Let’s talk about BlackBerry. Blackberry (aptly nicknamed “CrackBerry”) used to be the king of corporate devices until they just weren’t cool anymore. Hipper iPhones and Androids quickly took the place of the BlackBerry’s sturdy keyboard and usurped them in a coup of BYOD policies.
Historically, Wall Street banks like J.P. Morgan have used BlackBerrys almost exclusively, but even they are in budget cutting mode. In an attempt to save money, they have gone full BYOD and have given their employees the next 6-12 months say goodbye to their company issued BlackBerrys.
It’s not just Wall Street that’s ditching Blackberry; it’s pretty much everyone. Companies would rather install secure apps on employee owned devices, than give their entire fleet their very own BlackBerrys that they don’t actually want to use. Now, more than 80 percent of the J.P. Morgan work force is using their own devices.
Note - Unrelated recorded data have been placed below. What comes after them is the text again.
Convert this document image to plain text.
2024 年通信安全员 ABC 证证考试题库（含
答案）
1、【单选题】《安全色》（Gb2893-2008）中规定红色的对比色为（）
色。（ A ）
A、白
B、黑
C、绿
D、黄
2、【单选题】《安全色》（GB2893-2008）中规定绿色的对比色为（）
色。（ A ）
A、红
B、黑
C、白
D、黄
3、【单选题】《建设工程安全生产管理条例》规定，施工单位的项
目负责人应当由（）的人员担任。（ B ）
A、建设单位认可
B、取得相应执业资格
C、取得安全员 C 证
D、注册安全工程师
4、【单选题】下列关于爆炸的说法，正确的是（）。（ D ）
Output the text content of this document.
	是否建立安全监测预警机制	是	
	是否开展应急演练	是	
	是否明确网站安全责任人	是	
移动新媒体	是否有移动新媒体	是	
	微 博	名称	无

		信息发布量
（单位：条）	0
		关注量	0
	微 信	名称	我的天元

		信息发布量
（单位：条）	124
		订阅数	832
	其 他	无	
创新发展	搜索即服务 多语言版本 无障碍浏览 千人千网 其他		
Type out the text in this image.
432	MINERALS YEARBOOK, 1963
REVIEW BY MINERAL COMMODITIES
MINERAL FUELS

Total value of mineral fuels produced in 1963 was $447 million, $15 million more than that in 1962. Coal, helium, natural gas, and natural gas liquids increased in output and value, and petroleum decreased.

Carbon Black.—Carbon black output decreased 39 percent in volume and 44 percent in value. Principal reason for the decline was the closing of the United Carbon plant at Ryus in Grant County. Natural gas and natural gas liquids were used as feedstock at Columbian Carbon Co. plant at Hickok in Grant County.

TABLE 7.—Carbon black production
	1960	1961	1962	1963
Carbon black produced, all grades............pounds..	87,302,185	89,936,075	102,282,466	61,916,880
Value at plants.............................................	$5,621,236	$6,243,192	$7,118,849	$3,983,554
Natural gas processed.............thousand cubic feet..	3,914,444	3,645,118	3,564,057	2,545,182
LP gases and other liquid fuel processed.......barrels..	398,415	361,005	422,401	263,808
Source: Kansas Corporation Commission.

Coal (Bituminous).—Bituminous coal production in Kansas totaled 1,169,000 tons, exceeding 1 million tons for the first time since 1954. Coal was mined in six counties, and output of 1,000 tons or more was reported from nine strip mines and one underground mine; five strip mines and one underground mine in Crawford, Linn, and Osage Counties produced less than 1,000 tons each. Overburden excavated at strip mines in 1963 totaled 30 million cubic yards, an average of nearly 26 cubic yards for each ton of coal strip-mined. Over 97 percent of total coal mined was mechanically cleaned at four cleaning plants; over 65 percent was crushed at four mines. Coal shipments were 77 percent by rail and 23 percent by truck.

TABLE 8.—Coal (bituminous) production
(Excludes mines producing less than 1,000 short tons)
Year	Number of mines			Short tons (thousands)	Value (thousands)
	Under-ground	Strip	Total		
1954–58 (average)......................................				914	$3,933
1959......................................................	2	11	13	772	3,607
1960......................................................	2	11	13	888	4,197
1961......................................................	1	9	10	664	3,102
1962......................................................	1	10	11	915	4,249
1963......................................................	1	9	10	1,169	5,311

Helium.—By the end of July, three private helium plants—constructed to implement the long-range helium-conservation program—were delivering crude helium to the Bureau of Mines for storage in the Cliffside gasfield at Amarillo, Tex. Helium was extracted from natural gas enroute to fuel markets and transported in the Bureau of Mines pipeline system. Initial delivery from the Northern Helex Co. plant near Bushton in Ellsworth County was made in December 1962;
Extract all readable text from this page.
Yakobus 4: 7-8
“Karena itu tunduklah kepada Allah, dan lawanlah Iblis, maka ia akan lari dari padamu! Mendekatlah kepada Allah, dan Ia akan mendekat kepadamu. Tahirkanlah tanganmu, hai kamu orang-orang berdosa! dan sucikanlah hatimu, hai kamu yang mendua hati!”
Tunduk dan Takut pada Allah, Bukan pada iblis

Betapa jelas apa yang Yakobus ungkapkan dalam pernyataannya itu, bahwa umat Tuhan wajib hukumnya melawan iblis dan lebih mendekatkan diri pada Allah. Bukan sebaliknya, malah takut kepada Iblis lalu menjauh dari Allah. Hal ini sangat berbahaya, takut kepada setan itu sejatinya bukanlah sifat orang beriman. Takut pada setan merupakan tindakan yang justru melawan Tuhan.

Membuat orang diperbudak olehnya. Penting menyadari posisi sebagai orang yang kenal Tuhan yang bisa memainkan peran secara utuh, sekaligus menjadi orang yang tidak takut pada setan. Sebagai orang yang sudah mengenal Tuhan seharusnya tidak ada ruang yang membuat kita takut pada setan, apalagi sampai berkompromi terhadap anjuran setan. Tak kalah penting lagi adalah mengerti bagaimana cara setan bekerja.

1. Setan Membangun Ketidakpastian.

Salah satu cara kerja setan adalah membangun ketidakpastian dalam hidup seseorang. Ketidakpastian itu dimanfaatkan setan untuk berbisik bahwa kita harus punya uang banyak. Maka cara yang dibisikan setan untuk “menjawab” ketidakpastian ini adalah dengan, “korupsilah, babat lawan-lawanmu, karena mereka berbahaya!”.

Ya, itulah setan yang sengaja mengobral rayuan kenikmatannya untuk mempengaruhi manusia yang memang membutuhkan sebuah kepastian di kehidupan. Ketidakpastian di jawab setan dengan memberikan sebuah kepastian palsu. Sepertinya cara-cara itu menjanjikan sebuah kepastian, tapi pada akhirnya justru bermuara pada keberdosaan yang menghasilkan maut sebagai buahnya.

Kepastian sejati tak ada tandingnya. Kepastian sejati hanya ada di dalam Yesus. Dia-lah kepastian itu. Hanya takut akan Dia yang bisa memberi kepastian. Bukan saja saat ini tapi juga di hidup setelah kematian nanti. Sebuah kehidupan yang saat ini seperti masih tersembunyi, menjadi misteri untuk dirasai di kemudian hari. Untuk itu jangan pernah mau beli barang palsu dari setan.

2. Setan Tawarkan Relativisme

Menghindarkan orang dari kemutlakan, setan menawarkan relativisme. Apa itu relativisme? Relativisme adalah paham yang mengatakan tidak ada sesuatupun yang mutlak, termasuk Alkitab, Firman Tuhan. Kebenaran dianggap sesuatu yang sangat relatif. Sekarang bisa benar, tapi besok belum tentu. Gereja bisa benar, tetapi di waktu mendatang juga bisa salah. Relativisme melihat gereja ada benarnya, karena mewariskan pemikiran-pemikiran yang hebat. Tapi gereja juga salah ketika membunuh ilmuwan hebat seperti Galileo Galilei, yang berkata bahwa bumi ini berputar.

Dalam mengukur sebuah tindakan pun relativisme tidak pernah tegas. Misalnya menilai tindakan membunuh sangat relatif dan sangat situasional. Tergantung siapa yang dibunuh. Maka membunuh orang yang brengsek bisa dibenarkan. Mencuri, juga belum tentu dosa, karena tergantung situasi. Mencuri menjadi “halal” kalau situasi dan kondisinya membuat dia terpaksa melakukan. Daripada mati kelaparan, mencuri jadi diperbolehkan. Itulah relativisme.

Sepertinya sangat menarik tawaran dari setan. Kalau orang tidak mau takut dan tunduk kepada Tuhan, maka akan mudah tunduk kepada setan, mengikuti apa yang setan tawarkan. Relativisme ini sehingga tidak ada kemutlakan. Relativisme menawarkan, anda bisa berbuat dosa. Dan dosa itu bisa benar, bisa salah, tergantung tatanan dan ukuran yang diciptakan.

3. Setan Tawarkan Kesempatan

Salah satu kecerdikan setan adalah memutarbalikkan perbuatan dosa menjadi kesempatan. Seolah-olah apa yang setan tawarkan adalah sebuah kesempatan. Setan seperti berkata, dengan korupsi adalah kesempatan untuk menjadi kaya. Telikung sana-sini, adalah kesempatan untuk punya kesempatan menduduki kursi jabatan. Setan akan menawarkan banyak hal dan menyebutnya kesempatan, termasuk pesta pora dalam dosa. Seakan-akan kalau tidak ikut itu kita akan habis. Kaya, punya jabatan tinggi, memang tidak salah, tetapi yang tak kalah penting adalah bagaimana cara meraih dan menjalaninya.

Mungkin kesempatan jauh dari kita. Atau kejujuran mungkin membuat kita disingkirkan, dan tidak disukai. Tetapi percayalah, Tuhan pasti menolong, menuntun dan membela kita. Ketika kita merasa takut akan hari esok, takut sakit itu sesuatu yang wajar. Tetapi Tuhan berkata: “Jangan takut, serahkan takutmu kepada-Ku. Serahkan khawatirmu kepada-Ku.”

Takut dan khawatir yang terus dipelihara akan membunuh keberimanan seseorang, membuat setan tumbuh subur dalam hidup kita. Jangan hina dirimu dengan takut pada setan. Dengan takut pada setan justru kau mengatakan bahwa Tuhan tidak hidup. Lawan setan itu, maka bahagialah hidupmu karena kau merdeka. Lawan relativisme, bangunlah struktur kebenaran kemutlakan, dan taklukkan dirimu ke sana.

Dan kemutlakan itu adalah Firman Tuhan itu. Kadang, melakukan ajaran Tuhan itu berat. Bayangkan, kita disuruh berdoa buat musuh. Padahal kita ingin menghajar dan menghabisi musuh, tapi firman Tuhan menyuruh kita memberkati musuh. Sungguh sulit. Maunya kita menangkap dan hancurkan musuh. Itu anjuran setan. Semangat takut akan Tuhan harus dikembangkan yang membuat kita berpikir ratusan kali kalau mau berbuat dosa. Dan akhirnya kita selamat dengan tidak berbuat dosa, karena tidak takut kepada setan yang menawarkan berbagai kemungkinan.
So what does this mean for BlackBerry? Not oblivious to the recent dump of their devices, BlackBerry has made up for it by pouring their resources into BES 12, their MDM solution. BlackBerry doesn’t need people to carry their devices anymore in order for them to be successful. BES 12 works on all platforms and is boasted as one of the most secure MDM or EMM solutions out there.
According to the stock market, BlackBerry could be considered the leader of EMM solutions with more implementation in government agencies than any other solutions combined. BlackBerry devices aren’t so popular anymore, but BES 12 is here to stay.
BlackBerry devices aren’t entirely dead; people like Kim Kardashian still cling to their old BlackBerry keyboard and will always continue to buy them.